Que s’est-il passé depuis la fin de l’histoire ? Rien ! Rien de bien réjouissant. Alors que nous attendions la restauration de nos libertés, l’émancipation de l’humanité, l’idéal du grand soir, sont venus la fête, l’emprise de la bien-pensance, la fausse altérité, la servitude, l’ère des « truismocrates ». Philippe Muray n’a pas fini d’avoir raison, dans ce grand marasme postmoderne, où ce n’est plus Prométhée qui est enchaîné, mais toutes nos hautes valeurs, notre vieil humanisme, réduit à de fausses idoles éphémères, le vide universel, le prêt-à-penser au nom d’un nouvel humanisme sans humanité…

Bienvenue dans l’Empire du Bien

« Depuis L’Empire du Bien, le bien a bien empiré » nous dit Muray dans sa préface de 1998. Préface dans laquelle on retrouve toutes les vieilles lunes de l’écrivain, plutôt classé à droite, par la bien-pensance institutionnelle, dont la liberté de penser le fâchera avec ses vieux amis, qui ne lui pardonneront jamais cet essai iconoclaste, les épinglant avec tant de force et de finesse.

L’histoire est simple : cette figure pourtant respectée du milieu intellectuel parisien, publia en 1991, un vrai brûlot afin de dénoncer les idoles contemporaines, les faux rebelles, le politiquement correct, la bien-pensance institutionnelle.

Au moment où Muray prend la plume, à la fin des années 80, l’Empire du Bien n’était encore qu’en « couche-culotte » ; certes, il avance bien, il galope déjà ; on pouvait encore l’étouffer dans son berceau pourtant, faire croire à une « mort subite du nourrisson » ; se débarrasser à tout jamais de cette chose hideuse, ignoble et infâme, qui allait être la cause de grands troubles, presque 40 ans plus tard !

Le Bien contre le bien

Pourtant, on 1991, la société « festivocrate » que Muray a en horreur, était déjà bien installé depuis au moins dix ans. La Fête de la musique datait de 1982 ; le féminisme sévissait depuis au moins 30 ans et était sur le point de donner naissance à ce néoféminisme échevelé qu’Elisabeth Badinter épinglera en 2001 dans un essai intitulé Fausse route. L’antiracisme réactif avait presque dix ans aussi.

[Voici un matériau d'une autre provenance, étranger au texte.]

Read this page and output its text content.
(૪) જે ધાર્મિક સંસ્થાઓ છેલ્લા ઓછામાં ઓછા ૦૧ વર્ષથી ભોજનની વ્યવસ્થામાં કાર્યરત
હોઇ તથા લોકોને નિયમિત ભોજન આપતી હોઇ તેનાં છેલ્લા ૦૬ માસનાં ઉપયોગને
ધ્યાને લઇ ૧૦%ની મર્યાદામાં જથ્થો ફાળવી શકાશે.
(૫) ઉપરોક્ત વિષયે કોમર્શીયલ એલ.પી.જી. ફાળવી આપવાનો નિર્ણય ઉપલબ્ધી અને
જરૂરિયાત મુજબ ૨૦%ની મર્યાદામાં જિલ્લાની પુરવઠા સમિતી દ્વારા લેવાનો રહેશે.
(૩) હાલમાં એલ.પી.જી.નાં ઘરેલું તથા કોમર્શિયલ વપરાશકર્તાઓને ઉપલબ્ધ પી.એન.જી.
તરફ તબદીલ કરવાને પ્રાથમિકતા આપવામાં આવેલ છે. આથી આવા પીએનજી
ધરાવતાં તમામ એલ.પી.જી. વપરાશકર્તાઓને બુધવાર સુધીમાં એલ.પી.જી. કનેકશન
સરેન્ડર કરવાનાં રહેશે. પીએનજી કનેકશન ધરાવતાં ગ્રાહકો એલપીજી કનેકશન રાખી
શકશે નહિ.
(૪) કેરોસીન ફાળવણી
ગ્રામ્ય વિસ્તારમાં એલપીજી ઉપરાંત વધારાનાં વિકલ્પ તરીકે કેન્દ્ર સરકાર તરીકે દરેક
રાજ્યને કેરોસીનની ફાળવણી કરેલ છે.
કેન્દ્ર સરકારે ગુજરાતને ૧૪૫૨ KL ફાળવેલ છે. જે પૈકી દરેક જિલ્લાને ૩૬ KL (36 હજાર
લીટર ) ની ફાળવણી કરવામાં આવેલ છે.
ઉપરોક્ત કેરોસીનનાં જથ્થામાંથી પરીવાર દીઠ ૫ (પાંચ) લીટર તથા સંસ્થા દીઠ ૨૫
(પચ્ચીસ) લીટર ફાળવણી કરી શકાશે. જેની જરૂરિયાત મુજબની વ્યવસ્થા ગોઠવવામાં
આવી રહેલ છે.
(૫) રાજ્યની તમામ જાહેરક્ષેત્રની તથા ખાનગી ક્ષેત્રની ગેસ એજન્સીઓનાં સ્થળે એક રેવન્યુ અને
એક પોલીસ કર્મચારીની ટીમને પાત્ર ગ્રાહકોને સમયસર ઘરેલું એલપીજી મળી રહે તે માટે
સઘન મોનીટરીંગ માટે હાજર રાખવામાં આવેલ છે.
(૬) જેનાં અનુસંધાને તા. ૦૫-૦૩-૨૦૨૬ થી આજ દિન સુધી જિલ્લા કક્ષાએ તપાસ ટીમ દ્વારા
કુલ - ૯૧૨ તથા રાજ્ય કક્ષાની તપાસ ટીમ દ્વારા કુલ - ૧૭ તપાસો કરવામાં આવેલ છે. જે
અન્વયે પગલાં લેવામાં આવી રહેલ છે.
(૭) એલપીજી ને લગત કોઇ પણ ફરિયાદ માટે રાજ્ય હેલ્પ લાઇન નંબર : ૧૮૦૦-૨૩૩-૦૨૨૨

Tout ce qui aujourd’hui, ressemble de très près à l’idéologie dominante, et se pose en modèle indépassable du Bien moral, se trouvait en germe dans cette époque depuis déjà quelques années, porté par la gauche de l’époque, celle de Mitterrand sans aucun doute. Cet Empire du Bien, ennemi réel du bien, se cachait dans toutes les avant-garde (dont on ne se méfie jamais assez !), qu’elles soient culturelles, artistiques, politiques, et personne ne songeait à cette époque à leur demander des compte, sûrement trop affairés, à des choses que l’on considérait comme plus sérieuses et plus urgentes.

Un intellectuel y voyait clair cependant. Il voyait que l’on cherchait à subvertir l’ordre ancien pour lui substituer un ordre nouveau, donneur de leçons, punitif, victimaire, liberticide et totalitaire. Chacun est prié d’approuver ou de se taire devant cette haine de soi et cette haine de la raison, bruyant, festif, intolérant, vindicatif. Cette subversion de l’ancienne morale a si bien marché qu’aujourd’hui, il est très difficile de la combattre sans être taxé de « fasciste », de « tenant de l’extrême-droite » ou de « complotiste ». Pourtant, ce nouvel moral n’est-il pas une pure supercherie ?  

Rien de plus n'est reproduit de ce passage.